Sonnenberg - Beim Spielplatz an der Laustraße ist es laut. Es ist aber kein Kindergeschrei, stattdessen stören Baustellengeräusche die Naturidylle an diesem Morgen. Bagger und Radlader bewegen riesige Erdmassen. Ein metertiefes Loch ist bereits ausgegraben. Denn in dem Gebiet Betzengaiern entstehen in den kommenden Monaten ein neuer Regenüberlaufkanal und ein neues Speicherbecken. Das Projekt kostet zwei Millionen Euro, die Bauzeit beträgt etwa ein Jahr.

Örtliche Umleitung für Fußgänger

Eigentlich wollten das Tiefbauamt und die Stadtentwässerung Stuttgart bereits im Juli mit dem Bau beginnen. Aber die beauftragte Firma sei ausgelastet gewesen und habe um einen Aufschub gebeten, sagt Roland Kurz vom Tiefbauamt. Für die Stadt sei das kein Problem gewesen. Denn es gebe keinen Zeitdruck und gebaut werden könne weitgehend unabhängig von der Witterung. „Die Netto-Bauzeit beträgt nach wie vor ein Jahr“, sagt Kurz.

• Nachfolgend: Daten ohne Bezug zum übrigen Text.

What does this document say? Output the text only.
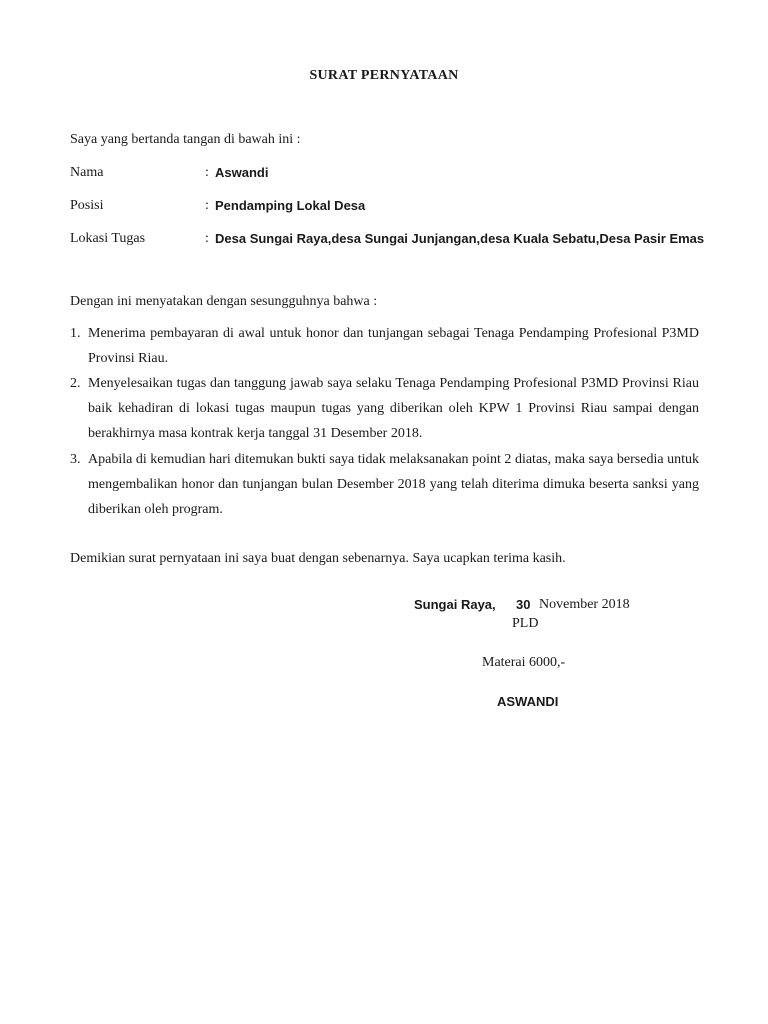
SURAT PERNYATAAN
Saya yang bertanda tangan di bawah ini :
Nama	: Aswandi
Posisi	: Pendamping Lokal Desa
Lokasi Tugas	: Desa Sungai Raya,desa Sungai Junjangan,desa Kuala Sebatu,Desa Pasir Emas
Dengan ini menyatakan dengan sesungguhnya bahwa :
1. Menerima pembayaran di awal untuk honor dan tunjangan sebagai Tenaga Pendamping Profesional P3MD Provinsi Riau.
2. Menyelesaikan tugas dan tanggung jawab saya selaku Tenaga Pendamping Profesional P3MD Provinsi Riau baik kehadiran di lokasi tugas maupun tugas yang diberikan oleh KPW 1 Provinsi Riau sampai dengan berakhirnya masa kontrak kerja tanggal 31 Desember 2018.
3. Apabila di kemudian hari ditemukan bukti saya tidak melaksanakan point 2 diatas, maka saya bersedia untuk mengembalikan honor dan tunjangan bulan Desember 2018 yang telah diterima dimuka beserta sanksi yang diberikan oleh program.
Demikian surat pernyataan ini saya buat dengan sebenarnya. Saya ucapkan terima kasih.
Sungai Raya, 30 November 2018
PLD
Materai 6000,-
ASWANDI
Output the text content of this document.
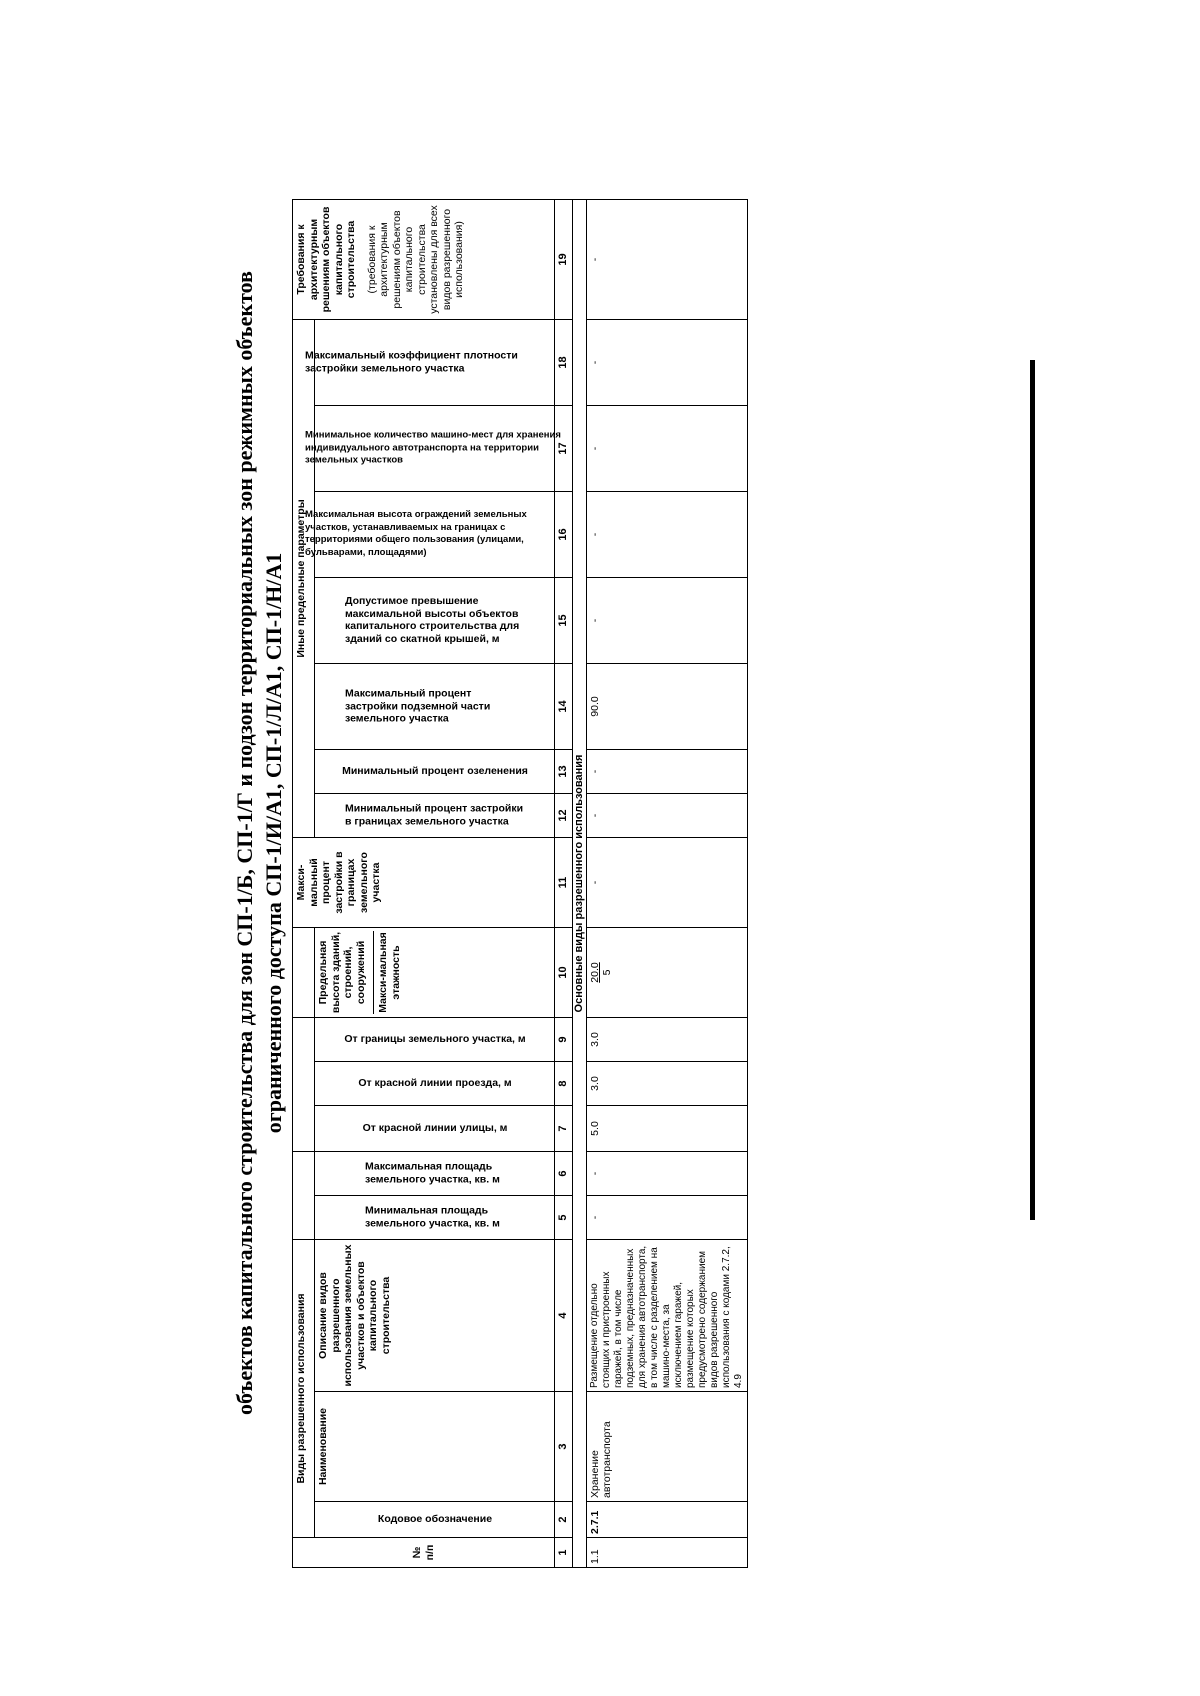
объектов капитального строительства для зон СП-1/Б, СП-1/Г и подзон территориальных зон режимных объектов ограниченного доступа СП-1/И/А1, СП-1/Л/А1, СП-1/Н/А1
№ п/п	Виды разрешенного использования									Макси-мальный процент застройки в границах земельного участка	Иные предельные параметры							Требования к архитектурным решениям объектов капитального строительства (требования к архитектурным решениям объектов капитального строительства установлены для всех видов разрешенного использования)

	Кодовое обозначение	Наименование	Описание видов разрешенного использования земельных участков и объектов капитального строительства	Минимальная площадь земельного участка, кв. м	Максимальная площадь земельного участка, кв. м	От красной линии улицы, м	От красной линии проезда, м	От границы земельного участка, м	Предельная высота зданий, строений, сооружений Макси-мальная этажность		Минимальный процент застройки в границах земельного участка	Минимальный процент озеленения	Максимальный процент застройки подземной части земельного участка	Допустимое превышение максимальной высоты объектов капитального строительства для зданий со скатной крышей, м	Максимальная высота ограждений земельных участков, устанавливаемых на границах с территориями общего пользования (улицами, бульварами, площадями)	Минимальное количество машино-мест для хранения индивидуального автотранспорта на территории земельных участков	Максимальный коэффициент плотности застройки земельного участка	

1	2	3	4	5	6	7	8	9	10	11	12	13	14	15	16	17	18	19
Основные виды разрешенного использования																		
1.1	2.7.1	Хранение автотранспорта	Размещение отдельно стоящих и пристроенных гаражей, в том числе подземных, предназначенных для хранения автотранспорта, в том числе с разделением на машино-места, за исключением гаражей, размещение которых предусмотрено содержанием видов разрешенного использования с кодами 2.7.2, 4.9	-	-	5.0	3.0	3.0	20.0 5	-	-	-	90.0	-	-	-	-	-
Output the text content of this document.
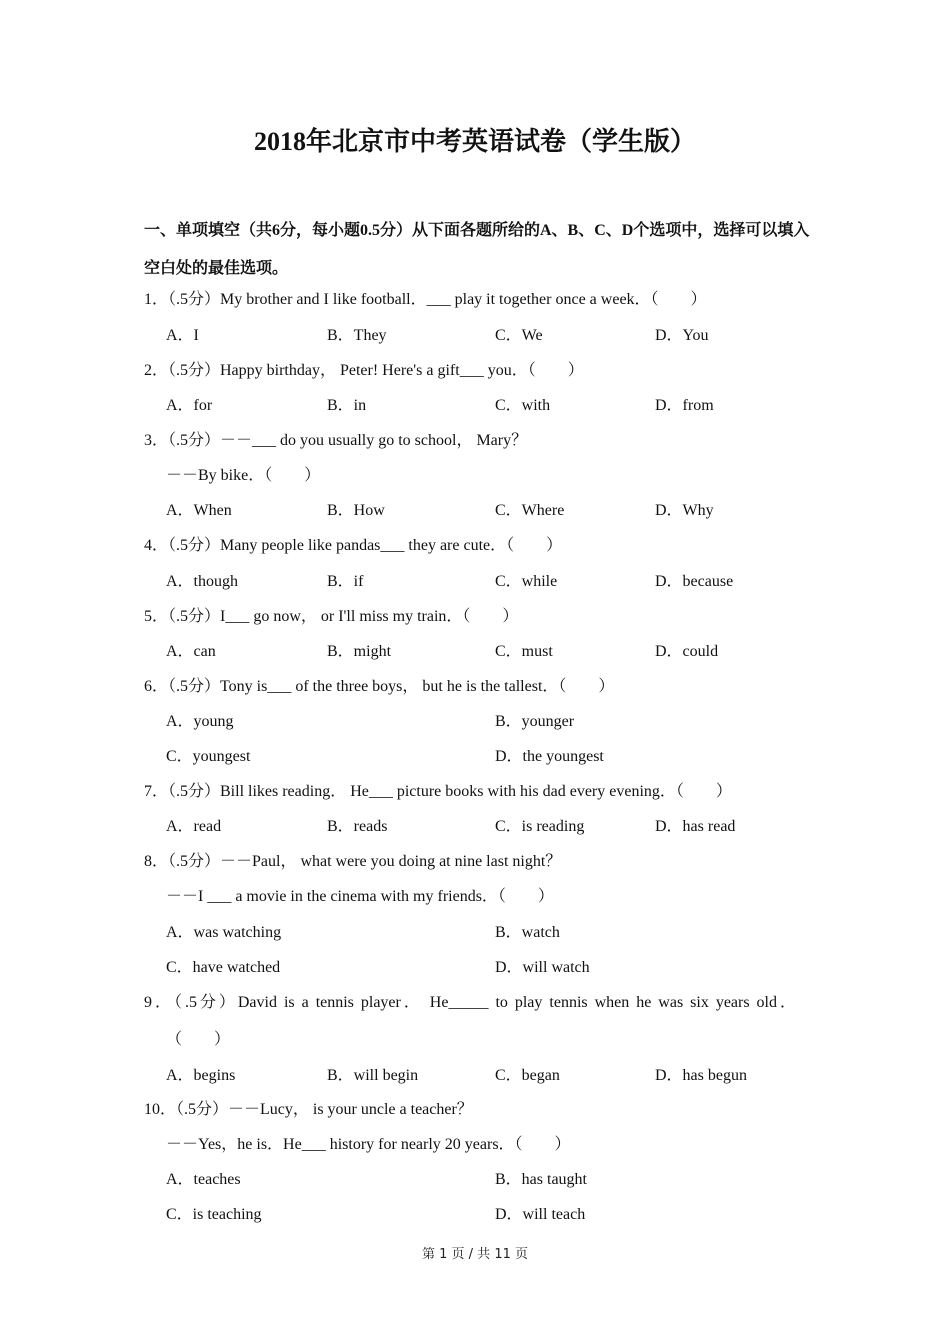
2018年北京市中考英语试卷（学生版）
一、单项填空（共6分，每小题0.5分）从下面各题所给的A、B、C、D个选项中，选择可以填入空白处的最佳选项。
1．（.5分）My brother and I like football．___ play it together once a week．（　　）
A．I	B．They	C．We	D．You
2．（.5分）Happy birthday， Peter! Here's a gift___ you．（　　）
A．for	B．in	C．with	D．from
3．（.5分）－－___ do you usually go to school， Mary？
－－By bike．（　　）
A．When	B．How	C．Where	D．Why
4．（.5分）Many people like pandas___ they are cute．（　　）
A．though	B．if	C．while	D．because
5．（.5分）I___ go now， or I'll miss my train．（　　）
A．can	B．might	C．must	D．could
6．（.5分）Tony is___ of the three boys， but he is the tallest．（　　）
A．young	B．younger
C．youngest	D．the youngest
7．（.5分）Bill likes reading． He___ picture books with his dad every evening．（　　）
A．read	B．reads	C．is reading	D．has read
8．（.5分）－－Paul， what were you doing at nine last night？
－－I ___ a movie in the cinema with my friends．（　　）
A．was watching	B．watch
C．have watched	D．will watch
9．（.5分）David is a tennis player． He_____ to play tennis when he was six years old．
（　　）
A．begins	B．will begin	C．began	D．has begun
10．（.5分）－－Lucy， is your uncle a teacher？
－－Yes，he is．He___ history for nearly 20 years．（　　）
A．teaches	B．has taught
C．is teaching	D．will teach
第 1 页 / 共 11 页
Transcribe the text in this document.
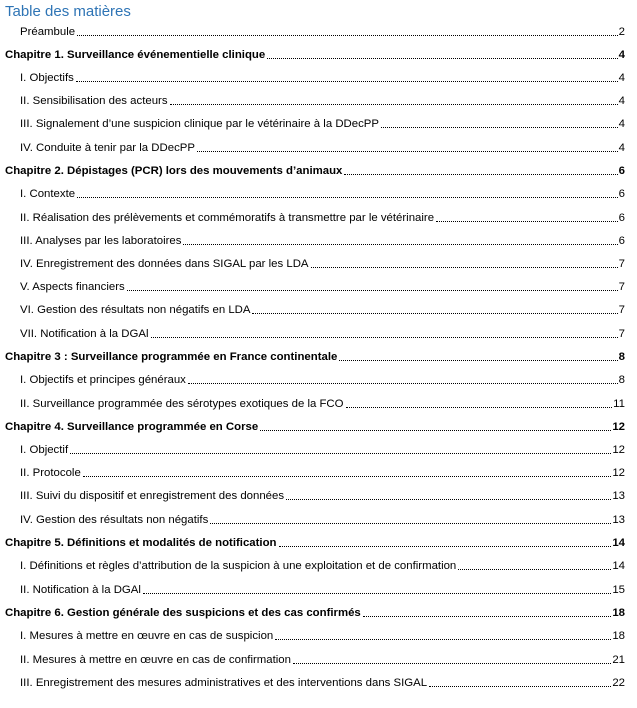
Table des matières
Préambule	2
Chapitre 1. Surveillance événementielle clinique	4
I. Objectifs	4
II. Sensibilisation des acteurs	4
III. Signalement d’une suspicion clinique par le vétérinaire à la DDecPP	4
IV. Conduite à tenir par la DDecPP	4
Chapitre 2. Dépistages (PCR) lors des mouvements d’animaux	6
I. Contexte	6
II. Réalisation des prélèvements et commémoratifs à transmettre par le vétérinaire	6
III. Analyses par les laboratoires	6
IV. Enregistrement des données dans SIGAL par les LDA	7
V. Aspects financiers	7
VI. Gestion des résultats non négatifs en LDA	7
VII. Notification à la DGAl	7
Chapitre 3 : Surveillance programmée en France continentale	8
I. Objectifs et principes généraux	8
II. Surveillance programmée des sérotypes exotiques de la FCO	11
Chapitre 4. Surveillance programmée en Corse	12
I. Objectif	12
II. Protocole	12
III. Suivi du dispositif et enregistrement des données	13
IV. Gestion des résultats non négatifs	13
Chapitre 5. Définitions et modalités de notification	14
I. Définitions et règles d’attribution de la suspicion à une exploitation et de confirmation	14
II. Notification à la DGAl	15
Chapitre 6. Gestion générale des suspicions et des cas confirmés	18
I. Mesures à mettre en œuvre en cas de suspicion	18
II. Mesures à mettre en œuvre en cas de confirmation	21
III. Enregistrement des mesures administratives et des interventions dans SIGAL	22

Für den Verkehr gibt es kaum Einschränkungen. Auf der Anliegerstraße Im Betzengaiern mussten Halteverbote ausgewiesen werden. Der Fuß- und Radweg von der Kressartwiese hoch in Richtung Lau­straße ist derzeit unterbrochen. Es gibt aber eine örtliche Umleitung und die Hoffnung, dass der Weg demnächst provisorisch wieder freigegeben werden kann.

Der Spielplatz ist eingezäunt

Auf dem Spielplatz an der Laustraße können die Kinder trotzdem spielen. Allerdings ist er nur von einer Seite aus zugänglich und mit Baustellenzäunen abgegrenzt, so dass niemand in die Baugrube fällt. Die Schaukel ist aus Platzmangel abmontiert. Für manch einen ist die Baustelle aber ohnehin die Attraktion schlechthin. So erklimmt das ein oder andere Kind den Turm nicht zum Rutschen, sondern um einen besseren Blick auf Bagger und Radlader zu haben. Von der Wiese, auf der Jugendliche oft Fußball spielten, ist momentan freilich nichts mehr da. Doch wenn das Tiefbauamt und die SES ihr Projekt beendet haben, werde es dort wieder wie früher aussehen, verspricht Kurz. Lediglich ein kleines Betriebsgebäude von der Größe einer Fertiggarage werde benötigt. Das werde aber mit Holz verkleidet.

Der Grund für den neuen Regenüberlaufkanal und das Regenspeicherbecken ist die EU-Wasserrahmenrichtlinie. Diese schreibt vor, dass sauberes Regenwasser von Schmutzwasser getrennt werden muss. Das alte Regenfangbecken aus den 70er Jahren unter der einstigen Wiese erfüllte diese Norm nicht. Wenn das neue Bauwerk fertig ist, wird bei Regen der erste Schmutzwasserstoß – das ist vor allem stark verunreinigtes Oberflächenwasser von den Straßen – über einen Zulaufkanal in der Lau­straße in das Regenüberlaufbecken geleitet. Erst wenn dieses voll ist, gelangt das saubere Regenwasser in ein Regenspeicherbecken. Von dort aus fließt es gedrosselt zur Schwälblesklinge zwischen Sonnenberg und Kaltental.